Ahmet Erdi Öztürk*
20 Aralık 2016 sabahı, dostum, sırdaşım, hayat öğretmenim İştar’ın ya da daha resmi bir şekilde Prof. Dr İştar Gözaydın’ın evinden apar topar polisler tarafından gözaltına alındığı haberini eşi İskender Savaşır’ın Britanya saati ile sabah 5:30’da daha gün doğmadan gelen telefonu ile öğrendim. Hoş o günden beri de günün, en azından benim için, doğmadığını da itiraf etmeliyim.
Neymiş? İştar darbeciymiş…
Neymiş? Prof. Dr. İştar Gözaydın suçluymuş…

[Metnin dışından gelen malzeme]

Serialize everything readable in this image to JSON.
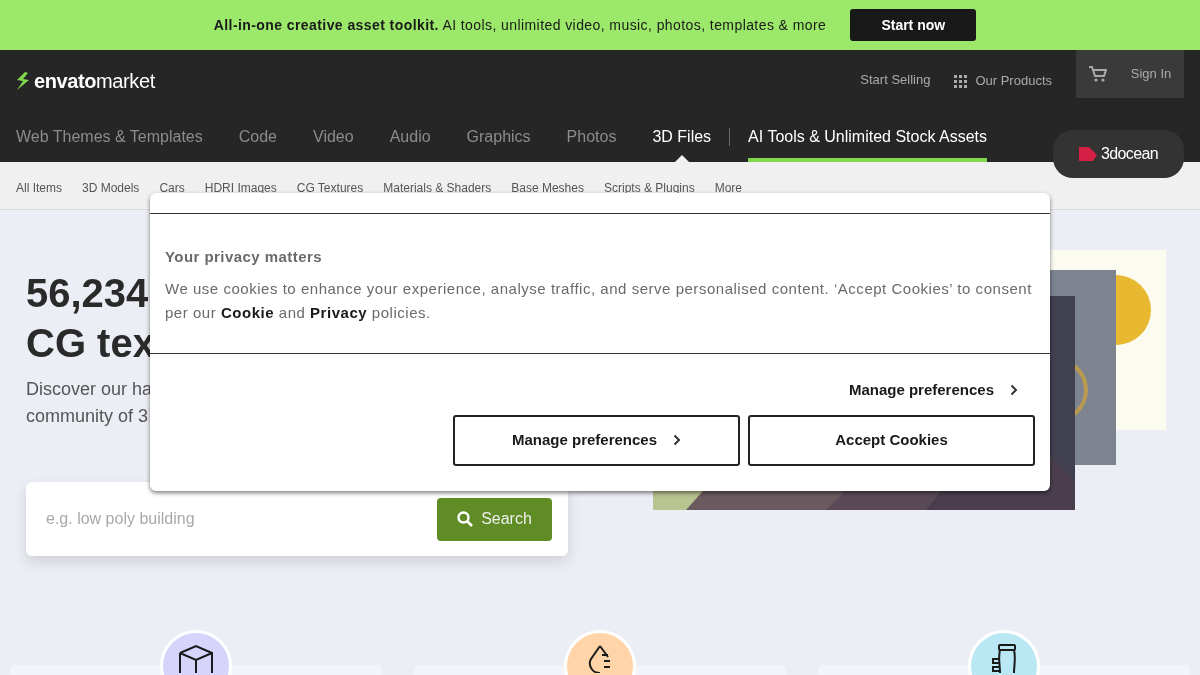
{
  "banner": {
    "text": "**All-in-one creative asset toolkit.** AI tools, unlimited video, music, photos, templates & more",
    "button": "Start now"
  },
  "header": {
    "logo_word": "envato",
    "logo_suffix": "market",
    "links": [
      {
        "label": "Start Selling",
        "kind": "text"
      },
      {
        "label": "Our Products",
        "kind": "grid"
      }
    ],
    "sign_in": "Sign In"
  },
  "categories": [
    {
      "label": "Web Themes & Templates",
      "selected": false
    },
    {
      "label": "Code",
      "selected": false
    },
    {
      "label": "Video",
      "selected": false
    },
    {
      "label": "Audio",
      "selected": false
    },
    {
      "label": "Graphics",
      "selected": false
    },
    {
      "label": "Photos",
      "selected": false
    },
    {
      "label": "3D Files",
      "selected": true
    }
  ],
  "ai_link": "AI Tools & Unlimited Stock Assets",
  "site_badge": "3docean",
  "subnav": [
    "All Items",
    "3D Models",
    "Cars",
    "HDRI Images",
    "CG Textures",
    "Materials & Shaders",
    "Base Meshes",
    "Scripts & Plugins",
    "More"
  ],
  "hero": {
    "title_lines": [
      "56,234",
      "CG tex"
    ],
    "description_lines": [
      "Discover our ha",
      "community of 3"
    ],
    "search": {
      "placeholder": "e.g. low poly building",
      "button": "Search"
    }
  },
  "features": [
    {
      "kind": "cube",
      "color": "#d6d4fb"
    },
    {
      "kind": "drop",
      "color": "#ffd4a8"
    },
    {
      "kind": "jar",
      "color": "#b9e8f4"
    }
  ],
  "consent": {
    "title": "Your privacy matters",
    "body": "We use cookies to enhance your experience, analyse traffic, and serve personalised content. ‘Accept Cookies’ to consent per our **Cookie** and **Privacy** policies.",
    "link": "Manage preferences",
    "buttons": [
      "Manage preferences",
      "Accept Cookies"
    ]
  }
}
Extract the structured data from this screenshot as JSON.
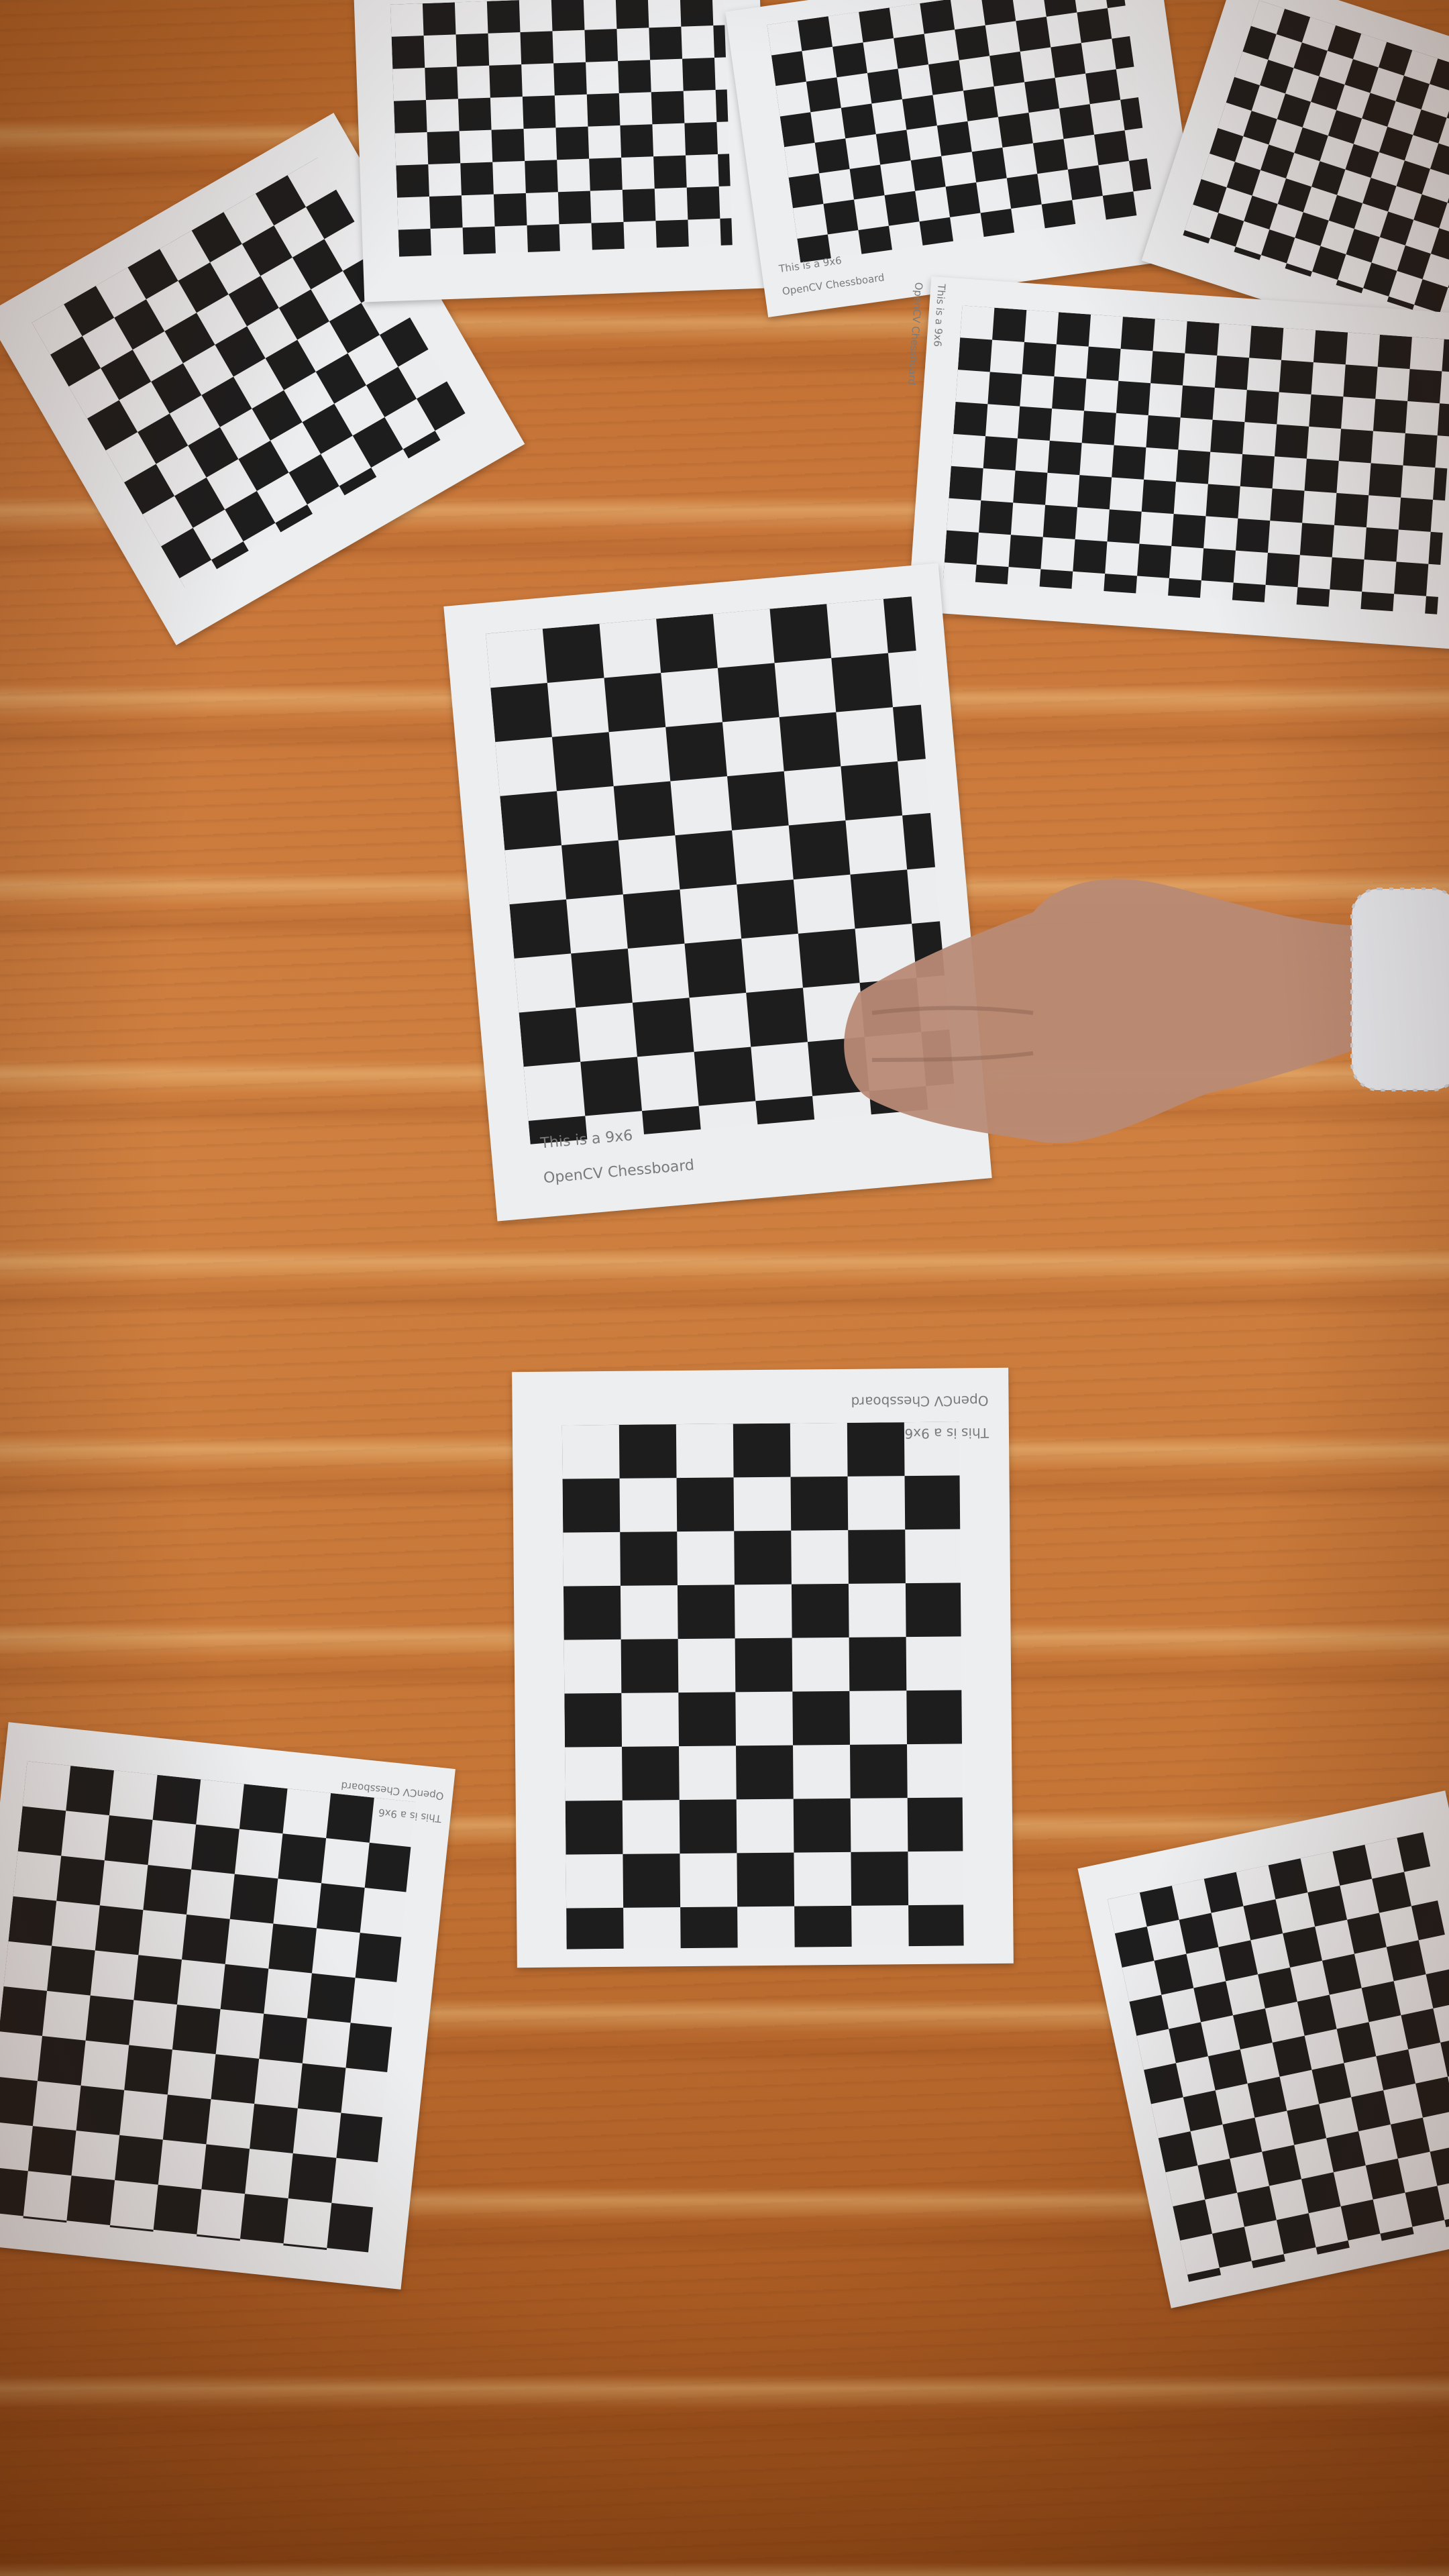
{
  "scene": {
    "description_tag": "",
    "sheet_caption": {
      "line1": "This is a 9x6",
      "line2": "OpenCV Chessboard"
    },
    "colors": {
      "wood": "#c9773a",
      "paper": "#eceef0",
      "square_dark": "#1d1d1d"
    }
  }
}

2010 yılının başıydı. Hanları hamamları olmayan, önemli koltuklarda dayıları oturmayan birisi olarak, kendimce akademik kariyer yapmaya heves etmiştim. Hatta adım attığımı bile sanarak bir şekilde Türkiye’de yüksek lisansa bile başlamıştım, ancak ne bir gelirim vardı, ne de en temel ihtiyaçlardan olan sağlık güvencem. Sağda solda açılan araştırma görevlisi kadrolarına başvuruyor ama doğru “dayıya” sahip olmamanın verdiği dezavantajla her seferinde bir şekilde elim boş eve dönüyordum. Dahası dini pratikleri ve öncelikleri hiç olmamış bir ailenin ferdi olarak da, ironik bir şekilde Türkiye’de din devlet ilişkileri çalışmaya çalışıyordum. İşte bütün bu imkansızlıkların içerisinde 2010 yılında Sakarya Üniversite’sinde bir panelde kendisi ile tanıştım. Kısa konuşmamın ardından bana “çocuğum senin gavura gitmen lazım” dedi. O günden sonra Londra ile başlayan, Barcelona, Ljubljana ve Strasbourg ile devam eden macera başladı ve sürüyor.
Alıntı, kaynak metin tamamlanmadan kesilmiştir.